Department of Pharmaceutics, School of Pharmacy, Shaheed Beheshti Medical Sciences University, Tehran, Iran.
Int J Pharm. 2010 Jan 4;383(1-2):7-13. doi: 10.1016/j.ijpharm.2009.08.034. Epub 2009 Sep 1.
Peritoneal carcinomatosis is a serious concern when treating digestive or ovarian tumors. Treatment with systemic chemotherapy suffers from poor penetration of cytotoxic agents into the peritoneal cavity and is not quite effective. Local delivery of drugs, especially as controlled-release delivery systems like liposomes, could provide sustained and higher drug levels and reduce systemic toxicity. In order to investigate the effect of liposome size on peritoneal retention, liposomes composed of distearoylphosphatidylcholine and cholesterol (DSPC/CHOL, molar ratio 2:1) were prepared at four sizes of 100, 400, 1000 and 3000 nm. Subsequently, these liposomes were labeled with (99m)Tc complex of hexamethylpropyleneamineoxime ((99m)Tc-HMPAO) and injected into mouse peritoneum. Then, mice were sacrificed at eight different time points and the percentage of injected radiolabel in the peritoneal cavity and the organ distribution in terms of percentage injected dose/gram tissue (%ID/g) were obtained. Results showed that the free label ((99m)Tc-HMPAO) was cleared very rapidly from the cavity so that after 5 min and 7h only 6.89+/-2.51% and 0.91+/-0.51% of the injected dose was recovered, respectively. However, for the liposomal formulations, this recovery value ranged from 8.47+/-1.62% to 29.99+/-12.06% at 7h.
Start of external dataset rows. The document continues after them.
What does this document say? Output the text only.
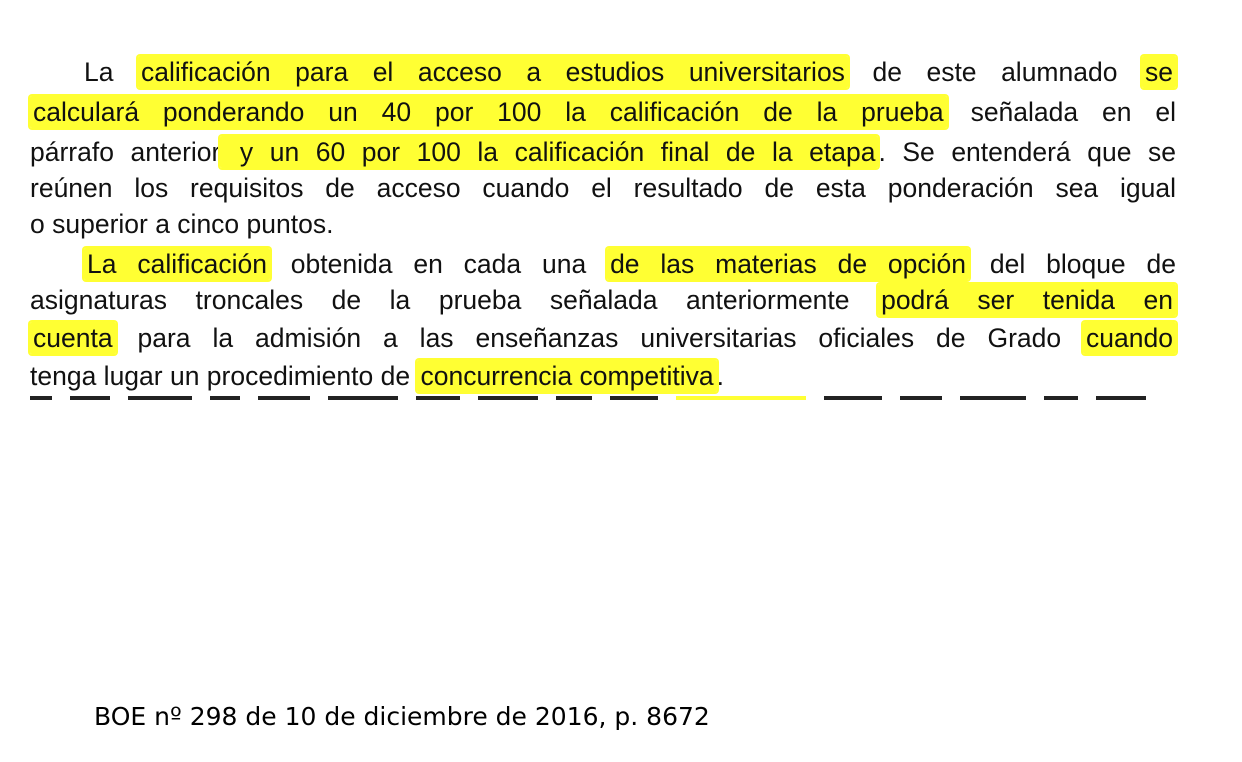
La calificación para el acceso a estudios universitarios de este alumnado se
calculará ponderando un 40 por 100 la calificación de la prueba señalada en el
párrafo anterior y un 60 por 100 la calificación final de la etapa . Se entenderá que se
reúnen los requisitos de acceso cuando el resultado de esta ponderación sea igual
o superior a cinco puntos.
La calificación obtenida en cada una de las materias de opción del bloque de
asignaturas troncales de la prueba señalada anteriormente podrá ser tenida en
cuenta para la admisión a las enseñanzas universitarias oficiales de Grado cuando
tenga lugar un procedimiento de concurrencia competitiva .
BOE nº 298 de 10 de diciembre de 2016, p. 8672
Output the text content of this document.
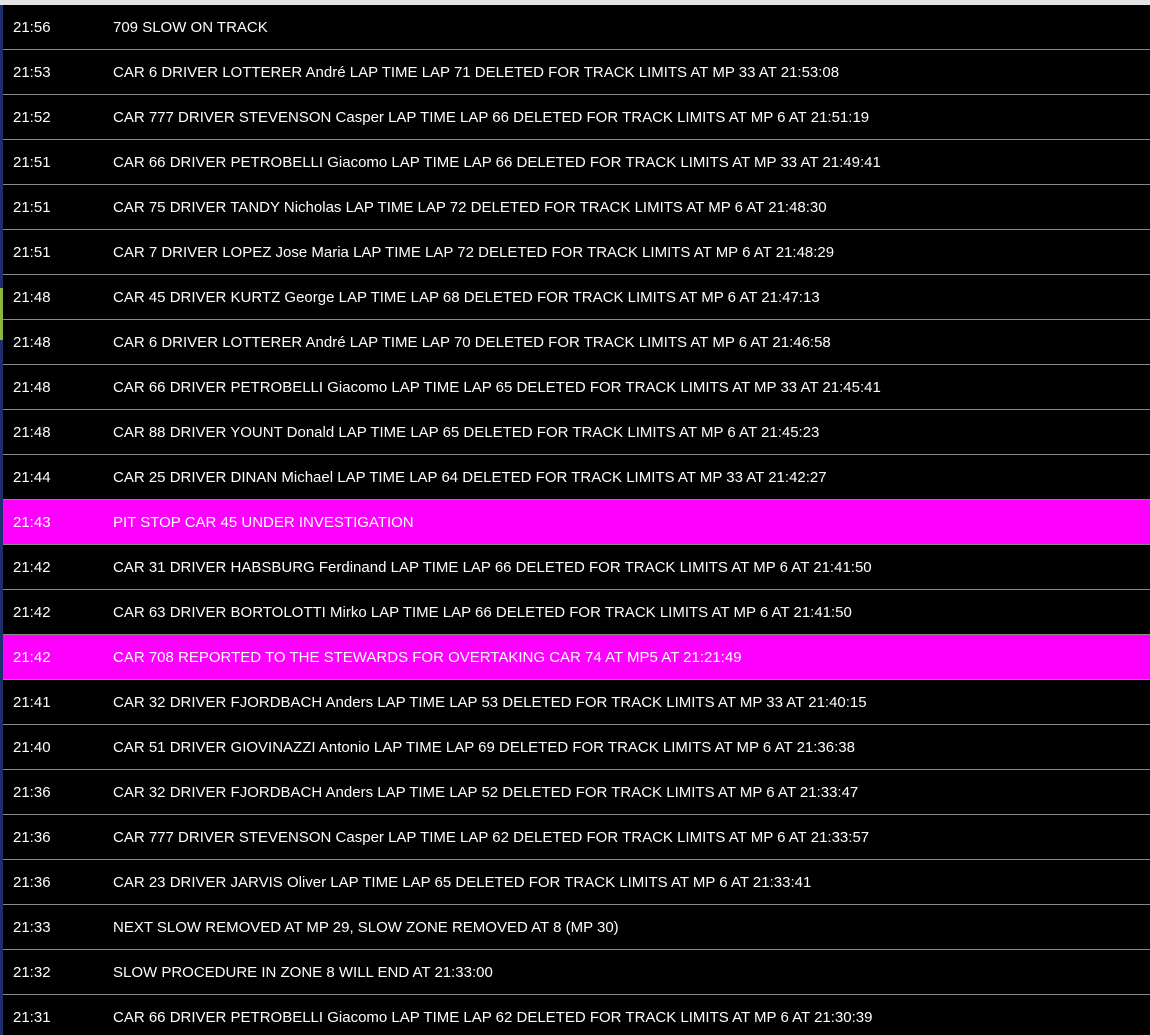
21:56	709 SLOW ON TRACK
21:53	CAR 6 DRIVER LOTTERER André LAP TIME LAP 71 DELETED FOR TRACK LIMITS AT MP 33 AT 21:53:08
21:52	CAR 777 DRIVER STEVENSON Casper LAP TIME LAP 66 DELETED FOR TRACK LIMITS AT MP 6 AT 21:51:19
21:51	CAR 66 DRIVER PETROBELLI Giacomo LAP TIME LAP 66 DELETED FOR TRACK LIMITS AT MP 33 AT 21:49:41
21:51	CAR 75 DRIVER TANDY Nicholas LAP TIME LAP 72 DELETED FOR TRACK LIMITS AT MP 6 AT 21:48:30
21:51	CAR 7 DRIVER LOPEZ Jose Maria LAP TIME LAP 72 DELETED FOR TRACK LIMITS AT MP 6 AT 21:48:29
21:48	CAR 45 DRIVER KURTZ George LAP TIME LAP 68 DELETED FOR TRACK LIMITS AT MP 6 AT 21:47:13
21:48	CAR 6 DRIVER LOTTERER André LAP TIME LAP 70 DELETED FOR TRACK LIMITS AT MP 6 AT 21:46:58
21:48	CAR 66 DRIVER PETROBELLI Giacomo LAP TIME LAP 65 DELETED FOR TRACK LIMITS AT MP 33 AT 21:45:41
21:48	CAR 88 DRIVER YOUNT Donald LAP TIME LAP 65 DELETED FOR TRACK LIMITS AT MP 6 AT 21:45:23
21:44	CAR 25 DRIVER DINAN Michael LAP TIME LAP 64 DELETED FOR TRACK LIMITS AT MP 33 AT 21:42:27
21:43	PIT STOP CAR 45 UNDER INVESTIGATION
21:42	CAR 31 DRIVER HABSBURG Ferdinand LAP TIME LAP 66 DELETED FOR TRACK LIMITS AT MP 6 AT 21:41:50
21:42	CAR 63 DRIVER BORTOLOTTI Mirko LAP TIME LAP 66 DELETED FOR TRACK LIMITS AT MP 6 AT 21:41:50
21:42	CAR 708 REPORTED TO THE STEWARDS FOR OVERTAKING CAR 74 AT MP5 AT 21:21:49
21:41	CAR 32 DRIVER FJORDBACH Anders LAP TIME LAP 53 DELETED FOR TRACK LIMITS AT MP 33 AT 21:40:15
21:40	CAR 51 DRIVER GIOVINAZZI Antonio LAP TIME LAP 69 DELETED FOR TRACK LIMITS AT MP 6 AT 21:36:38
21:36	CAR 32 DRIVER FJORDBACH Anders LAP TIME LAP 52 DELETED FOR TRACK LIMITS AT MP 6 AT 21:33:47
21:36	CAR 777 DRIVER STEVENSON Casper LAP TIME LAP 62 DELETED FOR TRACK LIMITS AT MP 6 AT 21:33:57
21:36	CAR 23 DRIVER JARVIS Oliver LAP TIME LAP 65 DELETED FOR TRACK LIMITS AT MP 6 AT 21:33:41
21:33	NEXT SLOW REMOVED AT MP 29, SLOW ZONE REMOVED AT 8 (MP 30)
21:32	SLOW PROCEDURE IN ZONE 8 WILL END AT 21:33:00
21:31	CAR 66 DRIVER PETROBELLI Giacomo LAP TIME LAP 62 DELETED FOR TRACK LIMITS AT MP 6 AT 21:30:39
Peritoneal retention of the vesicles was increased with their size, and the highest retention rate was obtained with 1000 nm liposomes with an AUC value 15.51 times that of (99m)Tc-HMPAO. In blood, as expected, 100 nm liposomes showed much higher levels because of their greater stability. Their greater blood concentration also caused increased levels in the heart and kidneys, although their organ to blood AUC ratio was the lowest. Overall, among the different sized neutral liposomes investigated, the 1000 nm vesicles seemed to be the most optimal, achieving a greater peritoneal level and retention.
当治疗消化系统或卵巢肿瘤时,腹膜癌病是一个严重的问题。全身化疗治疗存在细胞毒性药物在腹腔内渗透不良的问题,效果并不理想。药物的局部给药,特别是作为脂质体等控释给药系统,可以提供持续和更高的药物水平,并降低全身毒性。为了研究脂质体大小对腹膜保留的影响,制备了由二硬脂酰基磷脂酰胆碱和胆固醇(DSPC/CHOL,摩尔比为 2:1)组成的四种大小的脂质体,分别为 100nm、400nm、1000nm 和 3000nm。随后,将这些脂质体用六甲基丙烯酰胺肟(99mTc-HMPAO)标记,并注入小鼠腹腔。然后,在八个不同时间点处死小鼠,获得腹腔内注射放射性标记的百分比和器官分布的注射剂量/克组织百分比(%ID/g)。结果表明,游离标记物(99mTc-HMPAO)从腹腔中迅速清除,以至于在 5 分钟和 7 小时时,仅回收了注射剂量的 6.89+/-2.51%和 0.91+/-0.51%。然而,对于脂质体制剂,在 7 小时时,回收值范围为 8.47+/-1.62%至 29.99+/-12.06%。囊泡的腹膜保留率随其大小增加而增加,1000nm 脂质体的保留率最高,AUC 值是 99mTc-HMPAO 的 15.51 倍。在血液中,由于其稳定性更高,100nm 脂质体显示出更高的水平。它们在血液中的浓度更高,也导致心脏和肾脏中的浓度增加,尽管它们的器官与血液 AUC 比值最低。总的来说,在所研究的不同大小的中性脂质体中,1000nm 囊泡似乎是最理想的,能够达到更高的腹膜水平和保留率。